Matteo Ascheri, president of the Barolo Barbaresco Alba Langhe and Dogliani Consortium, reiterated the idea according to which the fairs have come to an end, at least according to their current declination: «As I had already mentioned, on the occasion of Grandi Langhe, Vinitaly is a fair in my opinion tired. Fundamental tool to make oneself known and have important contacts until a few years ago, now the formula it proposes needs new life, in order to better welcome and launch the world of wine. I prefer to see the Consortium protagonist on occasions such as the Great Langhe, or in events where there is more substance and less appearance, and I refer to the large stands that, in my opinion, leave the time they find. In conclusion, Vinitaly, as it is, must be reviewed, and for the Consortium it was the last edition».


Two discordant camps are being created in the world of Italian wine, those who think that international wine fairs, such as Vinitaly, are still necessary for the promotion of Italian wine and those who think that they are old, obsolete systems. Personally I feel like I am part of the second group, thanks to my experience as a promoter of Italian wines in the world for over 15 years, and after having participated in the main international trade fairs and BtoB of the wine sector, I think like many that more targeted, smaller events and often in collaboration with local companies and importers are more effective than large international fairs, which are often very expensive.

For example, a wine event that, thanks to its professionalism, is gaining more and more support both among producers and buyers is the “Merano Wine Festival” an event that aims exclusively at high quality



In any case, the days of the fair gave me the opportunity to discover new and interesting wines and wineries, such as the small Peri winery in Brescia, producer of excellent sparkling and still wines;



re-tasting the new vintages of the great Piedmontese wines including to my great surprise the excellent quality of the wines, both red and white, of the Manfredi winery, a winery in the province of Cuneo that over the years has been able to create the right combination of quality and quantity.



Also pleasant was the discovery of “Soloperto” producers of one of the best red wines of southern Italy: Primitivo di Manduria. My tour among the stands of the Tuscany region led me or rather made me stop to taste one of the great red wines of this region, Morellino di Scansano Docg, a red wine whose production is allowed in the territory of Scansano and in part of the province of Grosseto.

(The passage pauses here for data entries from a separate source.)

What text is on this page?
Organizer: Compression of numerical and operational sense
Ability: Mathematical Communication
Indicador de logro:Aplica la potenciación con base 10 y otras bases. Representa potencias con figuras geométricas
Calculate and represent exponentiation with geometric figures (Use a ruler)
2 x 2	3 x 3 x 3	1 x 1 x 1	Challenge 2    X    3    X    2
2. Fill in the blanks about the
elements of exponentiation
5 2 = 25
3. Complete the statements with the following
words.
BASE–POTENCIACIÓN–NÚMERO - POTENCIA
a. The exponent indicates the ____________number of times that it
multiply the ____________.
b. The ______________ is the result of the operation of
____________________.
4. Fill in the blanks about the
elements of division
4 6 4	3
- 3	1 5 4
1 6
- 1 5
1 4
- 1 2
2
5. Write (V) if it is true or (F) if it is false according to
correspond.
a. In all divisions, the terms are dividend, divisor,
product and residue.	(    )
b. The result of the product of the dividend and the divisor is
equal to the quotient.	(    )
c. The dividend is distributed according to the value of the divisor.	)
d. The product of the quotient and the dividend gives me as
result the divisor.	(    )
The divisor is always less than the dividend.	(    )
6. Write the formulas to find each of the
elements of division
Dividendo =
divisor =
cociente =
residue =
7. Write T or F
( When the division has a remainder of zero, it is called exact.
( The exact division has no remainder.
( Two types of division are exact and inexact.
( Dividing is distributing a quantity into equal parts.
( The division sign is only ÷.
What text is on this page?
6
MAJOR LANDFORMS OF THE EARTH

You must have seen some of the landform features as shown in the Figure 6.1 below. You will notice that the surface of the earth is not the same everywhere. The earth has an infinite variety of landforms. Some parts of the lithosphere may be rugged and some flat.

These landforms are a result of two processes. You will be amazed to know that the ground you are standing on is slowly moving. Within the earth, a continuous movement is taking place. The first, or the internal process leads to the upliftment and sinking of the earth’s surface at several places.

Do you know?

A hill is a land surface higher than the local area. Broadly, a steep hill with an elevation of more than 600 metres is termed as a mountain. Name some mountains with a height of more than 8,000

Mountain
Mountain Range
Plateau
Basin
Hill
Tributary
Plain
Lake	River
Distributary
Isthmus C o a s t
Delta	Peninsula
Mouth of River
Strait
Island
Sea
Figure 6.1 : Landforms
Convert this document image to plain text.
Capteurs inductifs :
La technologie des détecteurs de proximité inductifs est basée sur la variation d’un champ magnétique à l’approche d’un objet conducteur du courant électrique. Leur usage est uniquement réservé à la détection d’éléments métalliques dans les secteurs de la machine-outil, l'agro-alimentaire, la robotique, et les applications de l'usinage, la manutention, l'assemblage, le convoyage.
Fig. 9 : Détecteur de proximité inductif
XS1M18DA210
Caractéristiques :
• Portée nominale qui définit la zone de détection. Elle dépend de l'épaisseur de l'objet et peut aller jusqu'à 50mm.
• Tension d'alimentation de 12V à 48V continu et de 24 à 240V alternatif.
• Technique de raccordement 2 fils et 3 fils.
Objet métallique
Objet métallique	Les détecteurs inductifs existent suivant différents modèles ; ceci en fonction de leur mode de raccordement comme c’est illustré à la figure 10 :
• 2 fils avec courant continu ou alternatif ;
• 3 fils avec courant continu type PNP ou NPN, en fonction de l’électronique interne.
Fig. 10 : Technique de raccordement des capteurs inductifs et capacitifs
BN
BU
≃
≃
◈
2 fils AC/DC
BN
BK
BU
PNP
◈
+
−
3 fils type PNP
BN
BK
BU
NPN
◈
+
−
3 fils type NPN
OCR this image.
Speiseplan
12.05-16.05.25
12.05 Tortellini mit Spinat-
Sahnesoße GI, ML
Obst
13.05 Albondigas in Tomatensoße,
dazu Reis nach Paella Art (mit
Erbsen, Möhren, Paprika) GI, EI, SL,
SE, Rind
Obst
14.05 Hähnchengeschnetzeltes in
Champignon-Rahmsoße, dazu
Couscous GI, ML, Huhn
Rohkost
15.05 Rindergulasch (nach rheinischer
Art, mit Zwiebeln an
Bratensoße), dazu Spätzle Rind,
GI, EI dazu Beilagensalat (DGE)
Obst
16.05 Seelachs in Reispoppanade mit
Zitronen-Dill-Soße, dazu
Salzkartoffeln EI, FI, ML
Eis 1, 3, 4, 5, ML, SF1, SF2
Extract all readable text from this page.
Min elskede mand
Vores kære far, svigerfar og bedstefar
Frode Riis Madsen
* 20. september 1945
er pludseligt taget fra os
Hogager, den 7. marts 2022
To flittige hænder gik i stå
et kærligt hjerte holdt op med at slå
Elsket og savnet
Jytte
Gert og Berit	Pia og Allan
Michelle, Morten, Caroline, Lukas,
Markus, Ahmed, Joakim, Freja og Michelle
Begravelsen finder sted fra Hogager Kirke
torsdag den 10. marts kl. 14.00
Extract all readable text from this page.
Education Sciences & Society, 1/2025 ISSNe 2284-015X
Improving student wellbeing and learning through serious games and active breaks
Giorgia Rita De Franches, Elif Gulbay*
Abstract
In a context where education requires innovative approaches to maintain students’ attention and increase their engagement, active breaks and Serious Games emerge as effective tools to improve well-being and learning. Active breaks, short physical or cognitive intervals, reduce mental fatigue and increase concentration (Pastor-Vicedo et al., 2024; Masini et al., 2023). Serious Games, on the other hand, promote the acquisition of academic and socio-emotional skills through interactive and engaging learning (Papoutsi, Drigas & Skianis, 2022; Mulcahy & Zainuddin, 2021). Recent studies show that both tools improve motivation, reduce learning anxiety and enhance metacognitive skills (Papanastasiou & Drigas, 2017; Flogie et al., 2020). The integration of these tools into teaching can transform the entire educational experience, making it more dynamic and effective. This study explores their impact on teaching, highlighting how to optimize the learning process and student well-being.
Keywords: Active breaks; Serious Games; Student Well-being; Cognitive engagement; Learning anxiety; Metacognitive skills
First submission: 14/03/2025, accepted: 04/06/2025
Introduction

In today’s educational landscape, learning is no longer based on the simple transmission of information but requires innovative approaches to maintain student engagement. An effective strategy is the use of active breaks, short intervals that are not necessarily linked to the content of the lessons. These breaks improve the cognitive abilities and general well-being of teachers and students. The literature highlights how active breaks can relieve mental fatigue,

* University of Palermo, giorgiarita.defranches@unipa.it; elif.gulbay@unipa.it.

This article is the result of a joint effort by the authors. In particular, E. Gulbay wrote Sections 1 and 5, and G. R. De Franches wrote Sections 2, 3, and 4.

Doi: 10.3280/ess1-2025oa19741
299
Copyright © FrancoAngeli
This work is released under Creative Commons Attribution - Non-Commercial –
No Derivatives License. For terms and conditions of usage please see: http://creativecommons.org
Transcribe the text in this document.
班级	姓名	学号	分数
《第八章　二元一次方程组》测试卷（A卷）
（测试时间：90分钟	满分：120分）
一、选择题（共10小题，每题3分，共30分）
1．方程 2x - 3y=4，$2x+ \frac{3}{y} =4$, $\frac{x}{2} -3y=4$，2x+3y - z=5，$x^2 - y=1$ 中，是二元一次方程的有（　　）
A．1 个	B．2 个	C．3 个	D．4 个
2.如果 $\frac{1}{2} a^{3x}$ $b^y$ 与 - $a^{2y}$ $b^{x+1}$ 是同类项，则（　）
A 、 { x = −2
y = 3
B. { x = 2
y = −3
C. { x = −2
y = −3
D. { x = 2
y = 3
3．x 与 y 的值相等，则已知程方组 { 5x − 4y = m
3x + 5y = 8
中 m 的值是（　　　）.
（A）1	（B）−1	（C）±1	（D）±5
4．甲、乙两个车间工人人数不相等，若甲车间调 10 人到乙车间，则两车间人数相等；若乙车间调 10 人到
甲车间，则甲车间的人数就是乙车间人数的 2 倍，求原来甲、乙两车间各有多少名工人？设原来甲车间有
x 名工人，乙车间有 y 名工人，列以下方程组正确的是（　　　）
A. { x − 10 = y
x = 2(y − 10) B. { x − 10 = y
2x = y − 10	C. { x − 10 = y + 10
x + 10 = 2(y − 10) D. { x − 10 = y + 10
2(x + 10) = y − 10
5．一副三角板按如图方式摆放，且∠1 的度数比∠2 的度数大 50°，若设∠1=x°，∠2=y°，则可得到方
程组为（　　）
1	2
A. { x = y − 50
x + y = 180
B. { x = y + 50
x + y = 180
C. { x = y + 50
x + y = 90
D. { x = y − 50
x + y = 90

It was interesting to note, unlike in past years, how many wineries, especially among the stend of the Veneto and Lombardy region, have put their rosé wines in the foreground, this means that perhaps, finally, Italy is preparing to promote as it should be one of its important wines hitherto overshadowed, the “roasato” or “rosa” wine, which can be found from the far north to the far south in its most interesting variants ranging from bland of more blends to indigenous productions of single vines such as the exceptional rosé wine produced 100% with Nebbiolo grapes which for some years has been produced in some small and historic Piedmontese wineries in the Langa area: a powerful, fresh, pleasant rosé wine, perfect both as an aperitif but also paired with fish dishes or spicy dishes.



The movement of Italian organic and biodynamic wines also seems to be increasingly in turmoil, every year more and more wineries become part of the organic sector, so much so that the pavilion of organic wines at Vinitaly collects more and more spaces.


Among the many innovations in the world of wine, food intolerance research linked to wine continues to excel, “Low Histamines” wines, wines with a histamine content lower than 0.5mg / liter, wines that thanks to their quality and uniqueness, according to many doctors and nutritionists, can also be recommended to wine sensitive and food intolerant to histamines, to all those people who drinking a glass of wine can give against indications such as headaches, migraines, dermatitis, or those who suffer from colitis.


Now we just have to wait for another great international wine fair, the Prowein held in Dufsseldorf in Germany from 15 to 17 May, the most international and well-organized wine fair in the world as it hosts wineries from all’over the world.